Data Processing Agreement

In this DPA:

• "Controller" means the landlord using the Portlio platform who determines the purposes and means of processing tenant personal data.
• "Processor" means Portlio, which processes personal data on behalf of the Controller.
• "Personal Data" has the meaning given in UK GDPR.
• "Processing" has the meaning given in UK GDPR.
• "Data Subject" means a tenant or other individual whose personal data is processed through the platform.
• "Sub-processor" means any third party appointed by Portlio to process personal data.
• "UK GDPR" means the UK General Data Protection Regulation and Data Protection Act 2018.

The Controller warrants and agrees that:

• They have a valid lawful basis under UK GDPR for the processing of tenant personal data using the platform (typically legitimate interests or performance of a contract).
• They have provided tenants with the required privacy notices explaining that Portlio is used to manage their tenancy data.
• They will only instruct Portlio to process personal data in accordance with UK GDPR.
• They are responsible for the accuracy and legality of the personal data they upload to the platform.
• They will handle any data subject requests from tenants relating to data the Controller holds in Portlio.

Portlio agrees to:

• Process personal data only on the documented instructions of the Controller, except where required to do so by law.
• Ensure that personnel authorised to process personal data are bound by appropriate confidentiality obligations.
• Implement appropriate technical and organisational security measures in accordance with Article 32 UK GDPR (see Section 7).
• Not engage sub-processors without the Controller's prior general authorisation (see Section 5).
• Assist the Controller in responding to data subject requests, to the extent reasonably possible given the nature of the processing.
• Notify the Controller without undue delay upon becoming aware of a personal data breach affecting tenant data.
• Delete or return all personal data to the Controller upon termination of the agreement, as directed.
• Make available all information necessary to demonstrate compliance with this DPA.
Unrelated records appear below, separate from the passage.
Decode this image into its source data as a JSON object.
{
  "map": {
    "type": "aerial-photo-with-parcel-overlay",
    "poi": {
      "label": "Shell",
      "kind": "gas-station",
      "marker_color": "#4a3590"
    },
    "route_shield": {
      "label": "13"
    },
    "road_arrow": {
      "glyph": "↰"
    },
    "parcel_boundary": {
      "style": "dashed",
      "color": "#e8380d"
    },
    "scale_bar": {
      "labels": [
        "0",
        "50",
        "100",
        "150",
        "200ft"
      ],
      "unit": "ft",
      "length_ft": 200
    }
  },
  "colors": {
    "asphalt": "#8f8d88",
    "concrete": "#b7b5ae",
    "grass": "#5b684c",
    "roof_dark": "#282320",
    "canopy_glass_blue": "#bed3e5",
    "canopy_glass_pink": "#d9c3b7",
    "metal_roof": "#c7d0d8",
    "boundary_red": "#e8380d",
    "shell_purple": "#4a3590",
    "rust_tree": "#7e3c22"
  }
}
The Controller provides general authorisation for Portlio to engage the following sub-processors. Portlio will notify Controllers of any changes to this list with reasonable advance notice.

Where personal data is transferred to countries outside the UK, Portlio ensures appropriate safeguards are in place — including Standard Contractual Clauses or reliance on adequacy decisions — in accordance with Chapter V of UK GDPR.

Portlio implements the following technical and organisational measures to protect personal data:

• Encryption of data in transit (TLS) and at rest
• Role-based access controls ensuring users can only access their own data
• Row-level security policies at the database layer
• Regular backups with point-in-time recovery
• Monitoring and alerting for unusual access patterns
• Secure authentication with hashed credentials

In the event of a personal data breach that is likely to affect tenant personal data processed on behalf of the Controller, Portlio will notify the Controller without undue delay and in any case within 72 hours of becoming aware of the breach. The notification will include, where known: the nature of the breach, the categories and approximate number of data subjects affected, likely consequences, and measures taken or proposed to address the breach.

Upon termination of the Controller's account, Portlio will, at the Controller's election, either delete or return all personal data processed on the Controller's behalf within 30 days, and delete existing copies unless required by law to retain them. The Controller may export their data at any time from within the platform prior to termination.

This DPA is governed by the laws of England and Wales and is subject to the exclusive jurisdiction of the courts of England and Wales.